True, online wind-energy technician students (among others) still come to BSC for some hands-on training, Emmil said. “When they come here, that’s when they actually put a harness on. They’re doing the climbing up a wind tower, doing the descending.

“But as far as learning how a turbine works, we bring that to life online.” And as a result, BSC now has graduates in all 50 states, plus a national brand vs. the regional one that it had in its on-campus-only days, he said.

At college after college in the Dakotas and Minnesota, other educators agree. Online classes, they say, now are a major part of the colleges’ core functions, because the classes serve the students, the colleges and the communities alike.

Enrollment trends

For example, there simply aren’t as many 18-year-olds as there used to be, said Julie Zaloudek, dean of online and extended learning at Minnesota State University Moorhead. That’s a big reason why enrollment of traditional students is down nationwide.

But at the same time, demand for online education continues to grow. There’s a huge population of adults who’d been underserved, and who now relish the chance to take online classes and pursue online degrees.

Tina Trittin is one. A registered nurse with a two-year degree, Trittin now is a student in MSUM’s RN-to-BSN (Bachelor of Science in Nursing) program. It’s conducted entirely online except for certain clinical components.

“I work full-time and I have family commitments, so the flexibility is awesome,” Trittin said.

“I have many friends who’ve completed the program, and I’ve never heard a bad thing.” Trittin is on track to get her BSN in May.

Now, here’s a key: Employers won’t know the online nature of Trittin’s degree. That’s because the degree is identical to the degree an on-campus student gets.

That’s vital, because it shows how online learning has earned society’s trust, said Rachael Brash, executive director of University of Mary Worldwide in Bismarck, N.D.

“I used to have a lot of conversations with students about the validity of online education,” Brash said.

“I don’t have those conversations any more. Online is seen as a very valid way to offer education, period.”

Several factors have boosted this confidence. One is the use of interactive tools such as the animations and simulations at BSC.

Another is the fact that online students see and talk with their professors these days. “We post office hours, we are available via Adobe Connect, we can Skype with our students, we use other conferencing tools,” said Alicia Swanson, assistant professor of nursing at MSUM.

“It’s a virtual environment, but we do make those connections and establish those relationships. I feel like I’m engaged with and have a very good pulse on my students.”

Online classtime

Still another is the fact that online students engage with other students, too. In fact, when we asked Jeffrey Holm about the difference between teaching online and on-campus classes, the professor and chair of the psychology department at the University of North Dakota responded this way:

“In general, I don’t find a lot of difference,” he said.
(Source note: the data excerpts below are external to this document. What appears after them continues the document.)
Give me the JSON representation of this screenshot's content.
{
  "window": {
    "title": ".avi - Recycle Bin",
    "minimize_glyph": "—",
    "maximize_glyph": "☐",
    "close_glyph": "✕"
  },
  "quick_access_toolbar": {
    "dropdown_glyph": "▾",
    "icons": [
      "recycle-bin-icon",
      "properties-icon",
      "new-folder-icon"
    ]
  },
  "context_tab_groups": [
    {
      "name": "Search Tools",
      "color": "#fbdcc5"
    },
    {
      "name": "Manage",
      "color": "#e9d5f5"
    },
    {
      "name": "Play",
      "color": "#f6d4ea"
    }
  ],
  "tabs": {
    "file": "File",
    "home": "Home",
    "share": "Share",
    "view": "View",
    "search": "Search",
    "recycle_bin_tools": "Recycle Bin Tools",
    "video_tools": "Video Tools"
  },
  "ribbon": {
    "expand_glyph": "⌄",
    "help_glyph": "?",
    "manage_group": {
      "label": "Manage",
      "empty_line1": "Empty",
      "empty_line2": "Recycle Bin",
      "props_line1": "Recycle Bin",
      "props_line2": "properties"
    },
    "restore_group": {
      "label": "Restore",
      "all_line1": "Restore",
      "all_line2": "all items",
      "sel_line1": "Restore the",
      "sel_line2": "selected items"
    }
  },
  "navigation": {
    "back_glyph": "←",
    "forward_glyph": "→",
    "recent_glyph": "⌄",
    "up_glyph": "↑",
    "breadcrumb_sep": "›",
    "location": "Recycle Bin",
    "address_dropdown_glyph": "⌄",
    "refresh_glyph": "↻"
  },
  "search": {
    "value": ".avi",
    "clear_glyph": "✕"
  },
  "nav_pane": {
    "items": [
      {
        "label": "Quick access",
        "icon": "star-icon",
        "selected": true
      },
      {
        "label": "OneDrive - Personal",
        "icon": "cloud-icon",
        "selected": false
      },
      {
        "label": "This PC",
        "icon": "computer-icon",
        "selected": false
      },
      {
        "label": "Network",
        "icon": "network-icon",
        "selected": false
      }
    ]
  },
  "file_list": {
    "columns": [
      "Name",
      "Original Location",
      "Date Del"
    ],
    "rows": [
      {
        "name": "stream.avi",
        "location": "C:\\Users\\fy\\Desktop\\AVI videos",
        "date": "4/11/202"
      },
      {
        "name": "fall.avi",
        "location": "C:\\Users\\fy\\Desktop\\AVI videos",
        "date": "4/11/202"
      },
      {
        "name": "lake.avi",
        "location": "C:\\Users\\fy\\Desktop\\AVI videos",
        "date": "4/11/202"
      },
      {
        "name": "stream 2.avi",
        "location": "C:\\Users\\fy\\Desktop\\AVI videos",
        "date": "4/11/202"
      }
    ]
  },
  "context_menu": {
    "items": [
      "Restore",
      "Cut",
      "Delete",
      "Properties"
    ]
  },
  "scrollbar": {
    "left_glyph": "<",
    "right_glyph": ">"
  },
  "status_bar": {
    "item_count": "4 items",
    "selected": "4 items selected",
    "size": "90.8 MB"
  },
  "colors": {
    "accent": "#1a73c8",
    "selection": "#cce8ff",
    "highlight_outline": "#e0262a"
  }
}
“By now, most of us have ‘flipped the classroom,’ as we say. So, I provide narrated or video lectures with a PowerPoint accompaniment online for students to watch before class.

“Then when the students come into class – either in person or online – we have group interactions: working on papers together, exploring a topic, giving opinions.”

In short, aside from not seeing the online students in the flesh, “it’s pretty much the same,” he said.

These days, nearly a quarter of all credits offered by Minnesota State are mostly or completely online. The University of Mary has more than 30 degree programs online; at the University of North Dakota, online students can choose from 50-plus graduate certificates, bachelor's, master's or doctoral degrees.  

“In higher education, we have to be responsive,” said Brash of the University of Mary.

“We have to be able to meet the needs of the workforce. Our goal is always to be proactive rather than reactive, and the key to successful higher education is your ability to do that well.”